Jay-Z’s demand reverberated through the gym as Brophy’s varsity wrestlers jogged out onto the mat Jan. 7 to face off against the Chandler Wolves.
In attendance were a handful of freshmen and J.V. wrestlers, several alumni, the wrestlers’ families, Fr. Eddie Reese, S.J., and his dog Archie.
The intensity of the gym lights matched that of the wrestlers’ faces as they studied and sized up their opponents. The match was about to begin.
For some, “wrestling” conjures images of brutish, no-limits mixed martial arts fighting. But for the members of Brophy’s tightly-knit wrestling team, their sport means commitment, hard work and great reward.
Brophy wrestling’s growth and success have long been stunted by a variety of factors, but as it approaches its 20th season, the team is enjoying a wave of recent success and recognition.
More of a contact sport than any other, practices are long, intense and involve precision drilling with a partner in order to perfect technique.
Demanding drills, sweat-inducing workouts and “live,” or full-intensity, wrestling in practice compensate for the team’s no-cuts policy. This results in a program that is constantly seeking committed individuals.
At the core of the varsity team are two seniors, captains Paul Looper ’10 and Tadeo Ruelas ’10, who have been members of the squad for four years.
The wrestling team was established in the 1970s under Mr. Dave Brennan’s coaching direction, but the program folded after two years. It returned with vigor in 1990, when more than 100 students came out for the singlet-wearing team that practiced in the Robson Gymnasium basement, now the Information Commons.
When construction of the Information Commons began, the team was moved to the second-floor balconies of the gymnasium, then to the Tech Theater workshop for two years, and subsequently to the Brophy East Sports Campus.
It was not until five years ago that the team took up residency in its own fully-padded room in Loyola Hall.
Varsity wrestling won its first Desert Valley region championship in 2001, but the program did not enjoy continued success until Mr. Brad Frank took the head coaching position.
In its 16-year history prior to his tenure, Brophy saw only seven wrestlers place in the state tournament.
In just three years, Mr. Frank’s team has produced the same number of state placers, while also winning the 2009 region championship.
The resident expert on Brophy wrestling is Mr. Jose Leyba ’94, who has wrestled for or coached with every head coach in the program’s modern history.
Like most freshmen who join the no-cuts wrestling team, Mr. Leyba had no prior experience with the sport, but was able to become a three-year starter on the varsity team.
As the freshmen coach, Mr. Leyba offers the same leadership opportunity to those who are willing to commit themselves. Currently, the varsity team starts four freshmen and one sophomore out of a 14-man lineup.
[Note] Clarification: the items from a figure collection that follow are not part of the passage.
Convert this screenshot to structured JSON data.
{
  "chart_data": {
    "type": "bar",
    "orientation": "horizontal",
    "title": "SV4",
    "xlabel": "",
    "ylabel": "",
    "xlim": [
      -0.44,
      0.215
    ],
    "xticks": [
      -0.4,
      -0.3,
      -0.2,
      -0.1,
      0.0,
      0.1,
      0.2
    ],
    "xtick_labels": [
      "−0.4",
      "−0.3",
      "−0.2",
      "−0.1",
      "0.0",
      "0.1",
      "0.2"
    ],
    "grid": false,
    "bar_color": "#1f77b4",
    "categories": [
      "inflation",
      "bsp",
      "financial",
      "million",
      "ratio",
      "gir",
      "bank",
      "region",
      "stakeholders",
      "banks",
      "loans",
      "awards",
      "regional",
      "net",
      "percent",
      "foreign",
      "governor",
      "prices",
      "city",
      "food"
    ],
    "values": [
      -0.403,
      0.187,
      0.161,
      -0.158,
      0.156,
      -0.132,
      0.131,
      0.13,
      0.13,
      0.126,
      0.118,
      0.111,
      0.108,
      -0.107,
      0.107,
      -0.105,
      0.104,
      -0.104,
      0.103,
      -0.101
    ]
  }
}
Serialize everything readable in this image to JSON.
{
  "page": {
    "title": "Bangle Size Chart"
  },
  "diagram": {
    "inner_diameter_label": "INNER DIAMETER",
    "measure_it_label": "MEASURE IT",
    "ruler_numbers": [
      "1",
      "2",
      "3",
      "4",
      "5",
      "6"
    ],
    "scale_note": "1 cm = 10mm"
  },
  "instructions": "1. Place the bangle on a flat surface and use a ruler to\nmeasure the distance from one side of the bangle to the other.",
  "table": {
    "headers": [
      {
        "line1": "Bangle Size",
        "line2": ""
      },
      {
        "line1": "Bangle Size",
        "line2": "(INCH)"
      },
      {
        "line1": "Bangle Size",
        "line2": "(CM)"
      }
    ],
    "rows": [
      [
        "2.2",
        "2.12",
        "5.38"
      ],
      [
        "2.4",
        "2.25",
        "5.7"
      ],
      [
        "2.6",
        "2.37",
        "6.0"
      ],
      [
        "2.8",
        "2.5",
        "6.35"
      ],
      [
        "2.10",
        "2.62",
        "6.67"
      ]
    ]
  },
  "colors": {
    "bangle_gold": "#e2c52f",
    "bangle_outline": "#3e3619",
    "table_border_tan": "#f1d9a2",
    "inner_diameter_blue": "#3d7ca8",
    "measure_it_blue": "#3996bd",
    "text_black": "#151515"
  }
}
Wrestling is a unique sport. An individual’s effort, one match at a time, determines the team’s success.
Meets are won by the team that accumulates more team points; team points are earned through 14 individual matches at different weight classes.
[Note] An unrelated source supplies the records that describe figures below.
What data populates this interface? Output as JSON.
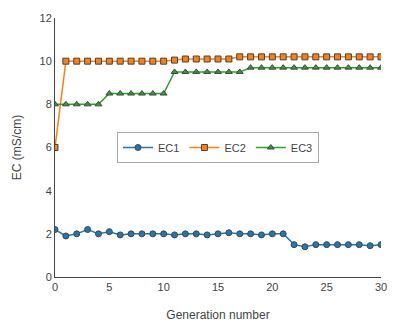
{
  "chart_data": {
    "type": "line",
    "xlabel": "Generation number",
    "ylabel": "EC (mS/cm)",
    "x": [
      0,
      1,
      2,
      3,
      4,
      5,
      6,
      7,
      8,
      9,
      10,
      11,
      12,
      13,
      14,
      15,
      16,
      17,
      18,
      19,
      20,
      21,
      22,
      23,
      24,
      25,
      26,
      27,
      28,
      29,
      30
    ],
    "series": [
      {
        "name": "EC1",
        "marker": "circle",
        "values": [
          2.2,
          1.9,
          2.0,
          2.2,
          2.0,
          2.1,
          1.95,
          2.0,
          2.0,
          2.0,
          2.0,
          1.95,
          2.0,
          2.0,
          1.95,
          2.0,
          2.05,
          2.0,
          2.0,
          1.95,
          2.0,
          2.0,
          1.5,
          1.4,
          1.5,
          1.5,
          1.5,
          1.5,
          1.5,
          1.45,
          1.5
        ]
      },
      {
        "name": "EC2",
        "marker": "square",
        "values": [
          6.0,
          10.0,
          10.0,
          10.0,
          10.0,
          10.0,
          10.0,
          10.0,
          10.0,
          10.0,
          10.0,
          10.05,
          10.1,
          10.1,
          10.1,
          10.1,
          10.1,
          10.2,
          10.2,
          10.2,
          10.2,
          10.2,
          10.2,
          10.2,
          10.2,
          10.2,
          10.2,
          10.2,
          10.2,
          10.2,
          10.2
        ]
      },
      {
        "name": "EC3",
        "marker": "triangle-up",
        "values": [
          8.0,
          8.0,
          8.0,
          8.0,
          8.0,
          8.5,
          8.5,
          8.5,
          8.5,
          8.5,
          8.5,
          9.5,
          9.5,
          9.5,
          9.5,
          9.5,
          9.5,
          9.5,
          9.7,
          9.7,
          9.7,
          9.7,
          9.7,
          9.7,
          9.7,
          9.7,
          9.7,
          9.7,
          9.7,
          9.7,
          9.7
        ]
      }
    ],
    "xlim": [
      0,
      30
    ],
    "ylim": [
      0,
      12
    ],
    "xticks": [
      0,
      5,
      10,
      15,
      20,
      25,
      30
    ],
    "yticks": [
      0,
      2,
      4,
      6,
      8,
      10,
      12
    ],
    "grid": false,
    "legend": "center"
  }
}
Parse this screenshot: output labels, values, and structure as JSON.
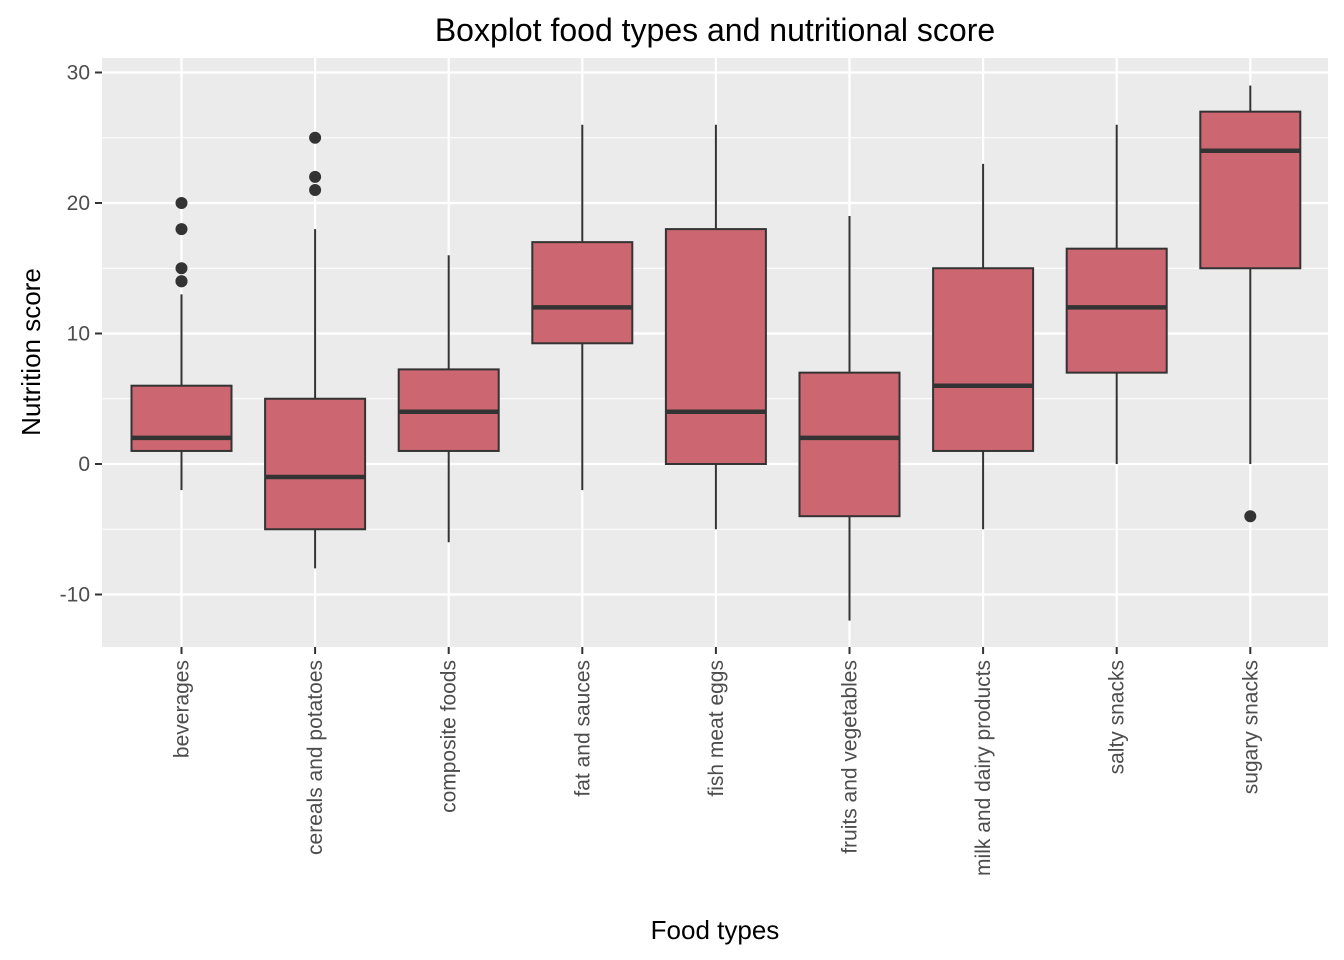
{
  "chart_data": {
    "type": "boxplot",
    "title": "Boxplot food types and nutritional score",
    "xlabel": "Food types",
    "ylabel": "Nutrition score",
    "ylim": [
      -14,
      31
    ],
    "yticks": [
      -10,
      0,
      10,
      20,
      30
    ],
    "grid": true,
    "legend": "none",
    "colors": {
      "box_fill": "#CC6670",
      "box_stroke": "#333333",
      "panel_bg": "#EBEBEB",
      "grid": "#FFFFFF"
    },
    "categories": [
      "beverages",
      "cereals and potatoes",
      "composite foods",
      "fat and sauces",
      "fish meat eggs",
      "fruits and vegetables",
      "milk and dairy products",
      "salty snacks",
      "sugary snacks"
    ],
    "boxes": [
      {
        "category": "beverages",
        "whisker_low": -2,
        "q1": 1,
        "median": 2,
        "q3": 6,
        "whisker_high": 13,
        "outliers": [
          14,
          14,
          15,
          18,
          20
        ]
      },
      {
        "category": "cereals and potatoes",
        "whisker_low": -8,
        "q1": -5,
        "median": -1,
        "q3": 5,
        "whisker_high": 18,
        "outliers": [
          21,
          22,
          25
        ]
      },
      {
        "category": "composite foods",
        "whisker_low": -6,
        "q1": 1,
        "median": 4,
        "q3": 7.25,
        "whisker_high": 16,
        "outliers": []
      },
      {
        "category": "fat and sauces",
        "whisker_low": -2,
        "q1": 9.25,
        "median": 12,
        "q3": 17,
        "whisker_high": 26,
        "outliers": []
      },
      {
        "category": "fish meat eggs",
        "whisker_low": -5,
        "q1": 0,
        "median": 4,
        "q3": 18,
        "whisker_high": 26,
        "outliers": []
      },
      {
        "category": "fruits and vegetables",
        "whisker_low": -12,
        "q1": -4,
        "median": 2,
        "q3": 7,
        "whisker_high": 19,
        "outliers": []
      },
      {
        "category": "milk and dairy products",
        "whisker_low": -5,
        "q1": 1,
        "median": 6,
        "q3": 15,
        "whisker_high": 23,
        "outliers": []
      },
      {
        "category": "salty snacks",
        "whisker_low": 0,
        "q1": 7,
        "median": 12,
        "q3": 16.5,
        "whisker_high": 26,
        "outliers": []
      },
      {
        "category": "sugary snacks",
        "whisker_low": 0,
        "q1": 15,
        "median": 24,
        "q3": 27,
        "whisker_high": 29,
        "outliers": [
          -4
        ]
      }
    ]
  }
}
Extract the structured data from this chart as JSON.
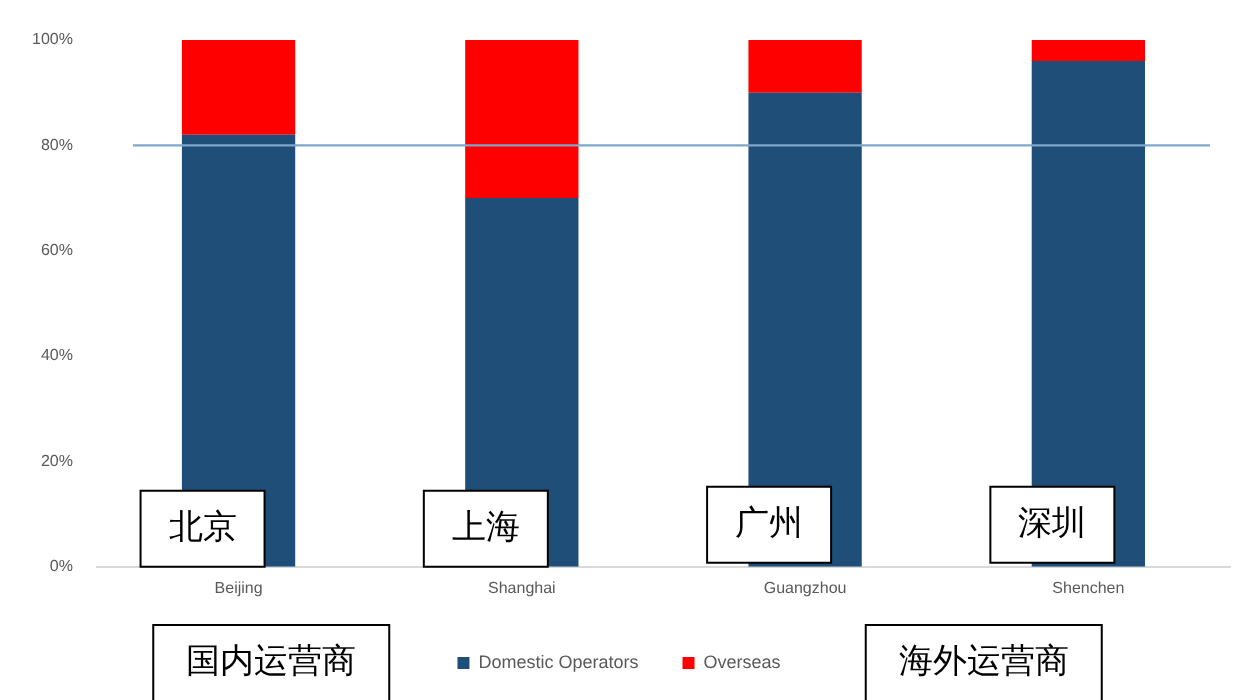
{
  "chart_data": {
    "type": "bar",
    "stacked": true,
    "categories": [
      "Beijing",
      "Shanghai",
      "Guangzhou",
      "Shenchen"
    ],
    "series": [
      {
        "name": "Domestic Operators",
        "color": "#1f4e79",
        "values": [
          82,
          70,
          90,
          96
        ]
      },
      {
        "name": "Overseas",
        "color": "#ff0000",
        "values": [
          18,
          30,
          10,
          4
        ]
      }
    ],
    "ylim": [
      0,
      100
    ],
    "yticks": [
      {
        "value": 0,
        "label": "0%"
      },
      {
        "value": 20,
        "label": "20%"
      },
      {
        "value": 40,
        "label": "40%"
      },
      {
        "value": 60,
        "label": "60%"
      },
      {
        "value": 80,
        "label": "80%"
      },
      {
        "value": 100,
        "label": "100%"
      }
    ],
    "grid": false,
    "legend": "bottom",
    "ref_lines": [
      {
        "axis": "y",
        "value": 80,
        "color": "#7fa7c9"
      }
    ],
    "annotations": [
      "北京",
      "上海",
      "广州",
      "深圳",
      "国内运营商",
      "海外运营商"
    ]
  }
}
Looper counts the personal satisfaction that comes from helping his team win as the ultimate reward for his commitment and sacrifice.
“There is no greater feeling than winning a wrestling match,” he said.
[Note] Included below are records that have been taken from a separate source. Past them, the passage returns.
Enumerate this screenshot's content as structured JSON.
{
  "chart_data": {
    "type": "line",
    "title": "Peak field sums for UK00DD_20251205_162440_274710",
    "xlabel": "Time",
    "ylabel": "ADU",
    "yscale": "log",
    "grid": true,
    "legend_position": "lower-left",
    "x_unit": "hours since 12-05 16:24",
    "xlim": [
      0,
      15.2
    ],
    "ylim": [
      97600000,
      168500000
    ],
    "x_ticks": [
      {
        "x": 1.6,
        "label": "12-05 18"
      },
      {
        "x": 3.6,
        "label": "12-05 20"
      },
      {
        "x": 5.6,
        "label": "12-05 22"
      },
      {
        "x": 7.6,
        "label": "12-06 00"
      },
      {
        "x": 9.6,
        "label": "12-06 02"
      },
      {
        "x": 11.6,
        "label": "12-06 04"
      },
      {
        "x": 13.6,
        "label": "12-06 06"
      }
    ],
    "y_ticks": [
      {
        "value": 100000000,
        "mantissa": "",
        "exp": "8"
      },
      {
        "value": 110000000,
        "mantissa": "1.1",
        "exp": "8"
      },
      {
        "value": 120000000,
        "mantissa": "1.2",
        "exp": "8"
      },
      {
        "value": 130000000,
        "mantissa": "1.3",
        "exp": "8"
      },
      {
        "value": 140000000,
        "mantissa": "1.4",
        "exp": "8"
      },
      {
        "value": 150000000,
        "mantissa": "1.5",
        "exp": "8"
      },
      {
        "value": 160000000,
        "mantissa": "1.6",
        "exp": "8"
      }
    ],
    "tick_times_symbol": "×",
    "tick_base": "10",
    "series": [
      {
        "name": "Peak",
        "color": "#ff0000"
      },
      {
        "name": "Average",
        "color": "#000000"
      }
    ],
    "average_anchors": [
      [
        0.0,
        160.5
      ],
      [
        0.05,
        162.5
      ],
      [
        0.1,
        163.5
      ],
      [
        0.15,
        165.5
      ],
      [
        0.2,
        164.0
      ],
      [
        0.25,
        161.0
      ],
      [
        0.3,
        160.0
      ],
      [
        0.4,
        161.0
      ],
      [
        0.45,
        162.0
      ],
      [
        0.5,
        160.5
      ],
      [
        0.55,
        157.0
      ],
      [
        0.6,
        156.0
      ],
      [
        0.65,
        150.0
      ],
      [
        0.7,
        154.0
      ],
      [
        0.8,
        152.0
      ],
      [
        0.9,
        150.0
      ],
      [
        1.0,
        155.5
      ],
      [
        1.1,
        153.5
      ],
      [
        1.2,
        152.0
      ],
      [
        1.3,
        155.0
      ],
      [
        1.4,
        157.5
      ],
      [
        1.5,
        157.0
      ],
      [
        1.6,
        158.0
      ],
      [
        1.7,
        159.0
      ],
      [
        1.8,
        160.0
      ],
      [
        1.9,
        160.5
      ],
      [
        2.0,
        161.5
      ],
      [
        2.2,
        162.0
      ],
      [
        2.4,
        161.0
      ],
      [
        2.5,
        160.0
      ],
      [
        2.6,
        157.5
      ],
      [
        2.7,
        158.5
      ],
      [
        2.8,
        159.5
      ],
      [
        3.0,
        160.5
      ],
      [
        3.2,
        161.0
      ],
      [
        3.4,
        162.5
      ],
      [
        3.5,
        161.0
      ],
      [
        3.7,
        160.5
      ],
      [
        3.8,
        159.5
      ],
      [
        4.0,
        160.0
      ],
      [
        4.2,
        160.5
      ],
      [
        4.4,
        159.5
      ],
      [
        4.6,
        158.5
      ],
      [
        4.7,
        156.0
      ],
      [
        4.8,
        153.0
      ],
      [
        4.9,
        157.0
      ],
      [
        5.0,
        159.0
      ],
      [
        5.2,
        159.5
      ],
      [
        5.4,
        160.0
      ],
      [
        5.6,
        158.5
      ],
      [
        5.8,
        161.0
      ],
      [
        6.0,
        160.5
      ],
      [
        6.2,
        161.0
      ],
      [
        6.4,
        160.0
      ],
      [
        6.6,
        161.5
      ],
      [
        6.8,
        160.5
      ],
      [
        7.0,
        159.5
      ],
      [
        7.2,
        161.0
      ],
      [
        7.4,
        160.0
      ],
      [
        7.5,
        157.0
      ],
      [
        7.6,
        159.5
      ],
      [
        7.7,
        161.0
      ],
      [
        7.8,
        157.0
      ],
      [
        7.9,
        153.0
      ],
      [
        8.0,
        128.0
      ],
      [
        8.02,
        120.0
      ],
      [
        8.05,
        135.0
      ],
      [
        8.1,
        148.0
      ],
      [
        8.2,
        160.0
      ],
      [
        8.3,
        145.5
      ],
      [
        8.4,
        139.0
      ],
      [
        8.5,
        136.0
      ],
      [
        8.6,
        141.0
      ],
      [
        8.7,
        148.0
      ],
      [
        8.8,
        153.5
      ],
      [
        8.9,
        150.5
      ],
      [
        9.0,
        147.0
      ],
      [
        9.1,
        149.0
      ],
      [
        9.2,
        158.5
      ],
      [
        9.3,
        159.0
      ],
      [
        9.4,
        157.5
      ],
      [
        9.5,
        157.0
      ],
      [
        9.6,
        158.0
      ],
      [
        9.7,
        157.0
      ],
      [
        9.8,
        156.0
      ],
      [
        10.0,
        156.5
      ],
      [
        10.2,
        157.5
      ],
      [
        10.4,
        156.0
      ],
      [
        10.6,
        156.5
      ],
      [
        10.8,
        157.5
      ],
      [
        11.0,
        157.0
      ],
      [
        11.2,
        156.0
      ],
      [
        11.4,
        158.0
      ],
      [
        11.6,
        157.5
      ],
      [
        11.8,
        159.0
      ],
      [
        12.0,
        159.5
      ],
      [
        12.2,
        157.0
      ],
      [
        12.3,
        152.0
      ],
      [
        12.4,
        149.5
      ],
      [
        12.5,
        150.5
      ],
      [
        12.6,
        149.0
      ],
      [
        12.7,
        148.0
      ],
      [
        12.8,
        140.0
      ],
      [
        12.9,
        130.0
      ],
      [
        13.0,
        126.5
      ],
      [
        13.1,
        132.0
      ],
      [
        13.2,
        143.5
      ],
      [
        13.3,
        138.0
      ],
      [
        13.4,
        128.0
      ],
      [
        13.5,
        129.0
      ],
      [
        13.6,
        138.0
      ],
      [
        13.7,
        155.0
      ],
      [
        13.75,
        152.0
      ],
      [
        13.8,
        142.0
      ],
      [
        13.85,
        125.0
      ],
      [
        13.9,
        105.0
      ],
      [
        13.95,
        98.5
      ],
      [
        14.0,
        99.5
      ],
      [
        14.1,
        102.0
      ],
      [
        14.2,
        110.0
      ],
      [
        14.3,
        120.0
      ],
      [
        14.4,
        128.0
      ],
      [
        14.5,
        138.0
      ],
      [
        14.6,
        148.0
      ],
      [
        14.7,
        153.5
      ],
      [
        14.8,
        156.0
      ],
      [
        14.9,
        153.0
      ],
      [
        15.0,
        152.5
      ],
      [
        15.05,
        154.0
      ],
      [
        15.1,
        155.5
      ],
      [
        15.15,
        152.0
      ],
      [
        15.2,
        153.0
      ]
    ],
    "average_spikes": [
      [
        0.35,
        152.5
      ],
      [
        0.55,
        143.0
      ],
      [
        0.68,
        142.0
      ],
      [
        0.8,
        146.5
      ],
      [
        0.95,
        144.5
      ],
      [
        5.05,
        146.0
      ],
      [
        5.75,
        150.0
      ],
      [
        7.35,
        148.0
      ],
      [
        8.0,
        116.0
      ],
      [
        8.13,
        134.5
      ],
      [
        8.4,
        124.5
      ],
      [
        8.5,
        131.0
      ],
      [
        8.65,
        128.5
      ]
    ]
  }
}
Brophy’s wrestlers said they hope they will earn some recognition and support from their peers.
“We really hope to see a lot of student support this year,” said Conner Devereux ’11, who has wrestled for Coach Frank since seventh-grade. “When you hear people cheering your name, see them in the stands, you don’t want to disappoint them, and you find yourself working harder on the mat.”